Levar a estatueta para casa, é mérito do público que aplaudiu Central Station, engordando as filas e fazendo o filme crescer. O Walter sabe disso, não estou delirando. Central do Brasil é uma conquista do brasileiro que lotou o que restou dos cinemas brasileiros para "dar uma força para o cinema nacional". E se por um lado, fiz tantas perguntas e não respondi nenhuma, não temo responder a primeira delas: ganhar o Oscar de Melhor Filme Estrangeiro revela duas idéias fundamentais: 1ª) a estatueta é do povo, pois sem o comparecimento maciço às salas, o Central não sairia nem da lata; 2ª) Estamos levando um prêmio, não por originalidade, mas por qualidade...total! Significa dizer que já podemos fazer filmes "como os deles". E isso é bom para o cinema brasileiro, mas somente em parte.

Por um lado, acenamos para a possibilidade de serializar uma produção cinematográfica, com topete para competir com países economicamente mais fortes, como a Itália, por exemplo. Isso significa aumentar a qualidade de nossos técnicos, aumentar a quantidade de produções, organizar a distribuição para o interior e para o exterior, e, fatalmente, aumentaremos a credibilidade junto a investidores internos e externos. Bingo!!! Até aí, tudo é Brasil...

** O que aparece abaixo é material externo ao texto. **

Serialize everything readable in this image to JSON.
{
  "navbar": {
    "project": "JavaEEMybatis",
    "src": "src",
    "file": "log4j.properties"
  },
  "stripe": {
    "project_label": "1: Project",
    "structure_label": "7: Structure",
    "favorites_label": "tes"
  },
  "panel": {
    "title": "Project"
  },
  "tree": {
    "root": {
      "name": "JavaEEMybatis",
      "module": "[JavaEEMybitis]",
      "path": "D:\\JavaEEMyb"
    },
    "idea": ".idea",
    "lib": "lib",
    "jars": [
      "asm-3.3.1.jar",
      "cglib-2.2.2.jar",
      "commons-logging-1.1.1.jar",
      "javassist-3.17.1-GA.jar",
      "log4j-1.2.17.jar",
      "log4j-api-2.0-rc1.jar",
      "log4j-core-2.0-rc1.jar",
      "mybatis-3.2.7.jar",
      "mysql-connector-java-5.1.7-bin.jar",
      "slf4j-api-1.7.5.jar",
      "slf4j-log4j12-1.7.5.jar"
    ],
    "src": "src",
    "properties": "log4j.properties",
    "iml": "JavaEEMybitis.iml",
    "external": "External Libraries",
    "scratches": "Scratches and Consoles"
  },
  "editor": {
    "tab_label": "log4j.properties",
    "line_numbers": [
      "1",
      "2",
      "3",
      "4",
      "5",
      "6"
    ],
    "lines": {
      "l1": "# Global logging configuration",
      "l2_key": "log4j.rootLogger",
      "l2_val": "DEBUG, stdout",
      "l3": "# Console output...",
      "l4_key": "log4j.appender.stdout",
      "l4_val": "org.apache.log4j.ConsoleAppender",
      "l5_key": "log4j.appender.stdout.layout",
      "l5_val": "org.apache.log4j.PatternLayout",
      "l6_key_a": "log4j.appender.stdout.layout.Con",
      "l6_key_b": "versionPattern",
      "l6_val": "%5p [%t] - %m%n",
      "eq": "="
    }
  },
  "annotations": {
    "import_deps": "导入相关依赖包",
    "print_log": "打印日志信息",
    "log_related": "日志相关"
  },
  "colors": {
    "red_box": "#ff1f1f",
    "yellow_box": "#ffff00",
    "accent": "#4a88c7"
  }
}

Mas, atentemos para os perigos dos eufemismos "qualidade total" e "globalização". Serializar uma produção dentro dos padrões exigentes da World New Order não é tarefa para qualquer país, sobretudo o Brasil, cuja frágil memória cultural, se dissolve no ar. Como produzir cinema brasileiro como se ele estivesse nascendo agora? Vamos esquecer sumariamente Glauber, Nelson Pereira dos Santos, Leon Hirzsman, Joaquim Pedro de Andrade, Mário Peixoto, Lima Barreto, Edgar Navarro, Anselmo Duarte, Paulo Saraceni, Carlos Manga, Arnaldo Jabor, Rogério Sganzerla, Ivan Cardoso, Ozualdo Candeias, José Mojica, Julio Bressane, Miguel Torres, Luiz Rosemberg, Andrea Tonacci?...Múltiplos esforços para constituir uma identidade cinematográfica brasileira, filha do subdesenvolvimento, empurrada por uma barriga faminta, filha da puta, filha de uma cultura sufocada a desenvolver seus malabarismos, frágil potência de invenção, criadora e.. submissa. Desprezar sileciosamente este legado não é sinal de desenvolvimento.

Viva Central do Brasil! Viva o cinema brasileiro! Viva a consciência! Oba oba é que não vale. Cinema tá caro e meu dinheiro não é capim. E, assim, partamos mais uma vez para a guerra, esperando, de uma vez por todas, que nossa produção se estabilize.